Belize Defaults on Debt for Second Time in a Year, S&P Says
(Bloomberg) -- Belize is on course for its second default in less than a year after missing an interest payment, triggering a downgrade by S&P Global Ratings.
The Central American nation was cut to SD, or “selective default,” from CC by S&P on Monday after failing to make a $6.5 million interest payment on its $526.5 million so-called superbond due in 2034. It marks the country’s fifth restructuring or default event in the past 14 years.
“We do not expect the missed interest payment to be made during the stated 30-day grace period, since the Belizean government recently announced a consent solicitation seeking to extend the grace period applicable to the May 20 coupon to Sept. 19,” Mexico City-based analysts Omar De la Torre and Livia Honsel wrote in a statement announcing the move.
The nation’s 2034 notes were little changed near 41 cents on the U.S. dollar as of 10:20 a.m. on Tuesday.
In February, the rating company warned that Belize would struggle to stay current on payments, and by the following month, the government said it was looking to engage bondholders in restructuring negotiations.

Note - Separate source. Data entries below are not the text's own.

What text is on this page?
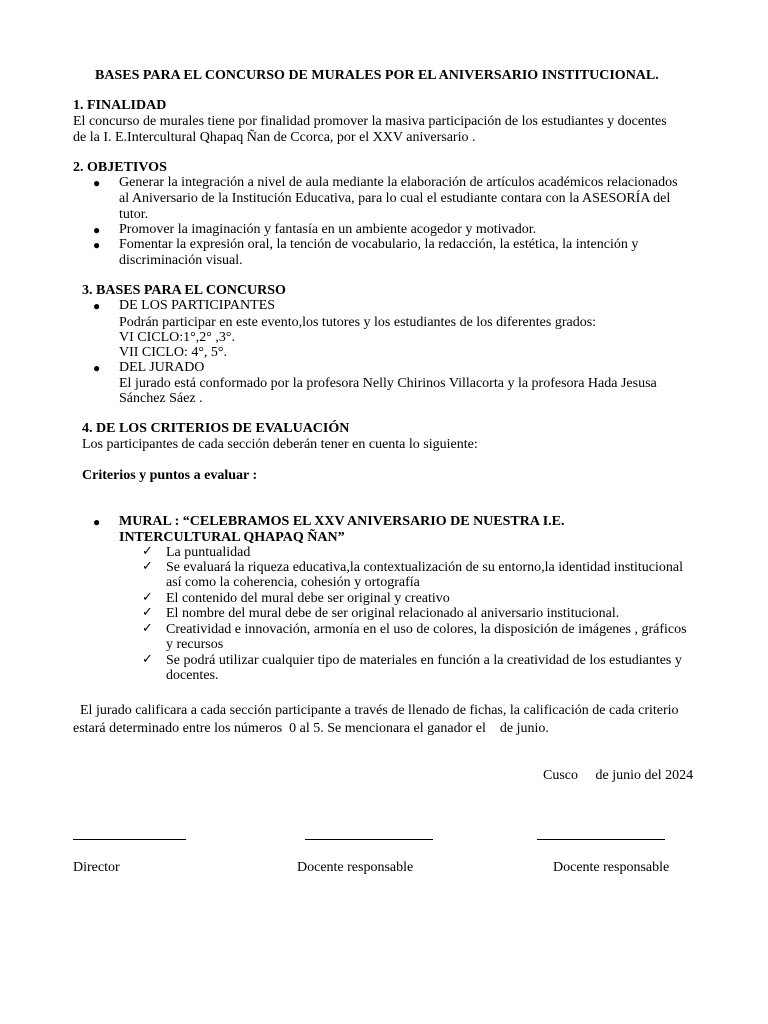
BASES PARA EL CONCURSO DE MURALES POR EL ANIVERSARIO INSTITUCIONAL.

1. FINALIDAD

El concurso de murales tiene por finalidad promover la masiva participación de los estudiantes y docentes

de la I. E.Intercultural Qhapaq Ñan de Ccorca, por el XXV aniversario .

2. OBJETIVOS

● Generar la integración a nivel de aula mediante la elaboración de artículos académicos relacionados

al Aniversario de la Institución Educativa, para lo cual el estudiante contara con la ASESORÍA del

tutor.

● Promover la imaginación y fantasía en un ambiente acogedor y motivador.

● Fomentar la expresión oral, la tención de vocabulario, la redacción, la estética, la intención y

discriminación visual.

3. BASES PARA EL CONCURSO

● DE LOS PARTICIPANTES

Podrán participar en este evento,los tutores y los estudiantes de los diferentes grados:

VI CICLO:1°,2° ,3°.

VII CICLO: 4°, 5°.

● DEL JURADO

El jurado está conformado por la profesora Nelly Chirinos Villacorta y la profesora Hada Jesusa

Sánchez Sáez .

4. DE LOS CRITERIOS DE EVALUACIÓN

Los participantes de cada sección deberán tener en cuenta lo siguiente:

Criterios y puntos a evaluar :

● MURAL : “CELEBRAMOS EL XXV ANIVERSARIO DE NUESTRA I.E.

INTERCULTURAL QHAPAQ ÑAN”

✓ La puntualidad

✓ Se evaluará la riqueza educativa,la contextualización de su entorno,la identidad institucional

así como la coherencia, cohesión y ortografía

✓ El contenido del mural debe ser original y creativo

✓ El nombre del mural debe de ser original relacionado al aniversario institucional.

✓ Creatividad e innovación, armonía en el uso de colores, la disposición de imágenes , gráficos

y recursos

✓ Se podrá utilizar cualquier tipo de materiales en función a la creatividad de los estudiantes y

docentes.

El jurado calificara a cada sección participante a través de llenado de fichas, la calificación de cada criterio

estará determinado entre los números  0 al 5. Se mencionara el ganador el    de junio.

Cusco     de junio del 2024

Director	Docente responsable	Docente responsable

Since then, Belize has asked its creditors to accept a 30% haircut and a maturity delay on its notes, while an investor committee complained of a lack of transparency.
On May 19, the government said in a statement that it was seeking an extension to the grace period until September. Bondholders have until 5 p.m. in New York on June 1 to accept the nation’s consent solicitation.
Acceptance of the request by a sufficient share of bondholders would likely be treated by S&P as a distressed exchange, given the nature of the request and relatively few options for creditors, according to the rating company.
“Belize faces a constrained fiscal position and has low external liquidity,” the analysts wrote. “Social and financial pressures caused by the pandemic, given Belize’s precarious economy and health system, have shifted the government’s policy priorities and weakened its capacity to pay its debt service.”
S&P announced its decision after the bond market close on Monday.